Jeder in der Gruppe hatte die gleiche Stimme, Entscheidungen erfolgten über Mehrheitsbeschluss, die Mehrheit der Stimme zählte, keiner durfte sich enthalten. Die jeweiligen Entscheidungen wurden dem Top Management zusammen mit dem business case vorgetragen. Bei positivem Entscheid durch den Vorstand setzten wir ohne weiteres Engagement des Vorstands die Maßnahmen um. Damit entlasteten wir den Vorstand davon, sich in das Alltagsgeschäft einbringen zu müssen. Umgesetzt wurden die Einführung eines CRMs, die Installation eines Marketings als Zentralfunktion und die Festlegung der Regional- und Preisstruktur nach reichlicher Diskussion im Rahmen einer Zukunftskonferenz.

Erwartungsmanagement

Wir unterbreiteten dazu unsere Vorschläge, diskutierten diese während 3 Tagen und verabschiedeten den Umsetzungsweg zusammen mit 300 Mitarbeitern nach den Prinzipien einer parlamentarischen Demokratie. Wichtig war dabei von Anfang an die Erwartungen aller Beteiligten dahingehend zu managen, daß wir das „Wie?“ diskutieren wollten, das „Was?“ nur bedingt zu besprechen sei, jedoch das „Ob?“ nicht zur Diskussion stand.

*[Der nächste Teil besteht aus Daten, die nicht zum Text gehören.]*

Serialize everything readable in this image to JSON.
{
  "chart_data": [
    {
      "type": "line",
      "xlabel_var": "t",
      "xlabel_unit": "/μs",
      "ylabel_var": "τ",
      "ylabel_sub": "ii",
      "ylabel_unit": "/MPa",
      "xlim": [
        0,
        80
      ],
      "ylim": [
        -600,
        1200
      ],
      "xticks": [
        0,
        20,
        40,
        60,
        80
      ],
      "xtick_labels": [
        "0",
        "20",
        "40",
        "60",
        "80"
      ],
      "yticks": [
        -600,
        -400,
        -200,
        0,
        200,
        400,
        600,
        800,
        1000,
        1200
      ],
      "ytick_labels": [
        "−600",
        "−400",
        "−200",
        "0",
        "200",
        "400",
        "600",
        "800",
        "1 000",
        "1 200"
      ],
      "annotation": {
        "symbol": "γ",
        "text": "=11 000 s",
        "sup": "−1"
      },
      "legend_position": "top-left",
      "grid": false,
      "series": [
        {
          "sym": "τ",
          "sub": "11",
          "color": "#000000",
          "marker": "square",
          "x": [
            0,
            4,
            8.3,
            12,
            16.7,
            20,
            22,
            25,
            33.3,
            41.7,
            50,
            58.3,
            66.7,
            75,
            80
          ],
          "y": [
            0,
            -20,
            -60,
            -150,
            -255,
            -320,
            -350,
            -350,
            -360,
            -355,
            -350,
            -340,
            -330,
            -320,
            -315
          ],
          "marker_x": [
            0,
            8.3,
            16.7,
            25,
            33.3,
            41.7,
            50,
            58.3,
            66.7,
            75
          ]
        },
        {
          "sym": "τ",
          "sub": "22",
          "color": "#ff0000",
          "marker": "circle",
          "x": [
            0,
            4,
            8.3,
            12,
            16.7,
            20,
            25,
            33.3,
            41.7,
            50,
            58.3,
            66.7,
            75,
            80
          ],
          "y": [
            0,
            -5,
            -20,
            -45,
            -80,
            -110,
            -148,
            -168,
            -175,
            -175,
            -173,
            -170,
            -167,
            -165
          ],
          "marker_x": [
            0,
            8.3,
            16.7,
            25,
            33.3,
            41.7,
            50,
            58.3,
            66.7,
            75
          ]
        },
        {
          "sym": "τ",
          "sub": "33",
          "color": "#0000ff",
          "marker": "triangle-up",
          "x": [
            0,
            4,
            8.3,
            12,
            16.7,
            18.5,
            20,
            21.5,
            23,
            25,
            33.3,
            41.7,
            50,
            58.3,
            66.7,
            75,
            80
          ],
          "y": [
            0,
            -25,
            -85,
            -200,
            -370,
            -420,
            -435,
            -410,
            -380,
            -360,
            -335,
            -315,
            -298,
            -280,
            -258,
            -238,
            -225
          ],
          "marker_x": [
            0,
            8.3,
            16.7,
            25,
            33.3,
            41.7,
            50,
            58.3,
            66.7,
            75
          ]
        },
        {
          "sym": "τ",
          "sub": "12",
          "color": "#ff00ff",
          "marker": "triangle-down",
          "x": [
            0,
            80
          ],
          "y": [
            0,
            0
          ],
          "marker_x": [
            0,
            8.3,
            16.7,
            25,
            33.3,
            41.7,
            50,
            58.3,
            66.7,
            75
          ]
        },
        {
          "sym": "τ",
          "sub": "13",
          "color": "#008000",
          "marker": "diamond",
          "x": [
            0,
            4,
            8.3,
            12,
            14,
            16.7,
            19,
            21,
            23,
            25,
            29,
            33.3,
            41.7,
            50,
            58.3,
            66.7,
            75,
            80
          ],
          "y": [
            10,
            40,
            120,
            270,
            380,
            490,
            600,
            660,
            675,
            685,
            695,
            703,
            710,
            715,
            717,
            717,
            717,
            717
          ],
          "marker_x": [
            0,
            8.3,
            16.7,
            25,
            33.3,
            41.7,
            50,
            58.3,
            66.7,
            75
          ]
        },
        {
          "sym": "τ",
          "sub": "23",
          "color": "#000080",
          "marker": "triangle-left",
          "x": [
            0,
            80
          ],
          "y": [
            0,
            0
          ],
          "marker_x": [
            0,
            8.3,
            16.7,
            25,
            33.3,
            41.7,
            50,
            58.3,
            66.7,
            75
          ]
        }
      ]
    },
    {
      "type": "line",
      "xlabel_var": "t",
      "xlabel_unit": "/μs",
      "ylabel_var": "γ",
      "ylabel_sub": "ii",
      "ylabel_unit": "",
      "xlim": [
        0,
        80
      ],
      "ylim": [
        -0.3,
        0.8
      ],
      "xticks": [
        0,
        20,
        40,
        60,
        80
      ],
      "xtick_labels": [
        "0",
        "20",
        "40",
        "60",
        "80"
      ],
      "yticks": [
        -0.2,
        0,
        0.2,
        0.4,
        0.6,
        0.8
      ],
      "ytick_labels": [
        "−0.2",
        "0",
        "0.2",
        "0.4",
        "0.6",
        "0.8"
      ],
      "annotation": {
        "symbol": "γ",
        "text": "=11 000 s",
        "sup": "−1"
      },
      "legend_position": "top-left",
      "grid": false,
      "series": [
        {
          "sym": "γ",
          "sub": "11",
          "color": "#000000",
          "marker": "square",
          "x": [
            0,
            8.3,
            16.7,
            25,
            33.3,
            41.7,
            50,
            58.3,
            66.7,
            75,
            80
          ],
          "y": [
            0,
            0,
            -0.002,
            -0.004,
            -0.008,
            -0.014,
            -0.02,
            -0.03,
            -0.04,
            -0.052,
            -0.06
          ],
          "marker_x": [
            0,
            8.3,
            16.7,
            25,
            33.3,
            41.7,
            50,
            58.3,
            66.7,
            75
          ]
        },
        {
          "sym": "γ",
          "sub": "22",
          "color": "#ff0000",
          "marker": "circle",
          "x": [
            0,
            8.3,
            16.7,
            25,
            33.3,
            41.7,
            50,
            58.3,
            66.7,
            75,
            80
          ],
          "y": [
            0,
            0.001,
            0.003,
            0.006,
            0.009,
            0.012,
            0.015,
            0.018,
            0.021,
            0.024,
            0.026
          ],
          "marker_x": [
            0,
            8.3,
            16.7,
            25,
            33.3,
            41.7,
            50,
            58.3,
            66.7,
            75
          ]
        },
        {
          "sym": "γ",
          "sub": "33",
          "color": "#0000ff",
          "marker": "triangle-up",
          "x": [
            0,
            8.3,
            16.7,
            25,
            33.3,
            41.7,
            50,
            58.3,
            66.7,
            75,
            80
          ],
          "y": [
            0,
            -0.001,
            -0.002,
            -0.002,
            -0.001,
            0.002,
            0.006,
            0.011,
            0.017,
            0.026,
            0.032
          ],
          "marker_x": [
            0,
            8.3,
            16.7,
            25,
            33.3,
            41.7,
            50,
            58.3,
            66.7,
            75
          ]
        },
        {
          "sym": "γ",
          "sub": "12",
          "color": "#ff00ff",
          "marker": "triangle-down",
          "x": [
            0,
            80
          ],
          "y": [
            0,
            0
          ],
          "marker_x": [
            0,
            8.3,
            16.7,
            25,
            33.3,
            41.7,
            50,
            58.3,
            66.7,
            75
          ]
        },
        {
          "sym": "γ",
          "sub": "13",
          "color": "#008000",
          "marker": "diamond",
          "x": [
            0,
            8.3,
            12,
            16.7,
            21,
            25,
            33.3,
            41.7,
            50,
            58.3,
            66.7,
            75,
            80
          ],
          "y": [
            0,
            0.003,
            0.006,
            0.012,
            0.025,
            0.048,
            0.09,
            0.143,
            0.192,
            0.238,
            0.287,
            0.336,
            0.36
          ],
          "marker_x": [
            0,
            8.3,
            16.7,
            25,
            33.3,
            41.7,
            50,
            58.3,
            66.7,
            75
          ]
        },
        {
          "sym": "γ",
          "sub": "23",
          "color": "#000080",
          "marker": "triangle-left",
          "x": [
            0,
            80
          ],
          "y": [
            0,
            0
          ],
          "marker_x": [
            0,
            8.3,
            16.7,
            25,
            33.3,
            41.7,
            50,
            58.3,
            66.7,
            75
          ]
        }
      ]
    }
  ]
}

Nach kurzer Zeit zeigte sich, wer in den neuen Strukturen aufblühte und wer sich gegen diese auflehnte. Und – oh Wunder! – es war genau an jenen Stellen der Protest zu vernehmen, wo er auch zu vernehmen war. Dort, wo Regionalfürsten ihre Felle davonschwimmen sahen, dort wo die kaufmännischen Eckdaten aufgrund geringer Performanz sehr liederlich waren, genau dort schrie es am Lautesten. Wir mussten uns von diesen Menschen – ebenso erwartet – auch trennen. Diese Entscheidung dazu traf ich allein, auch wenn ich mich mit meinem 8er-dream team dazu abstimmte.

Die Dekapitation darf nicht delegiert werden. Wer sich dem Sündenfall hingibt, Ankläger und Richter zu sein, muss die Verantwortung dafür in Gänze übernehmen. Bodo Antonic

Man möge mir dieses harte Wort der Dekapitation nachsehen. Ich benutze es dennoch und zudem bewusst – um der Verdeutlichung willen. Wer richtet, muss dies konsequent tun und nicht die Arbeit mit weißen Handschuhen der Exekutive überlassen.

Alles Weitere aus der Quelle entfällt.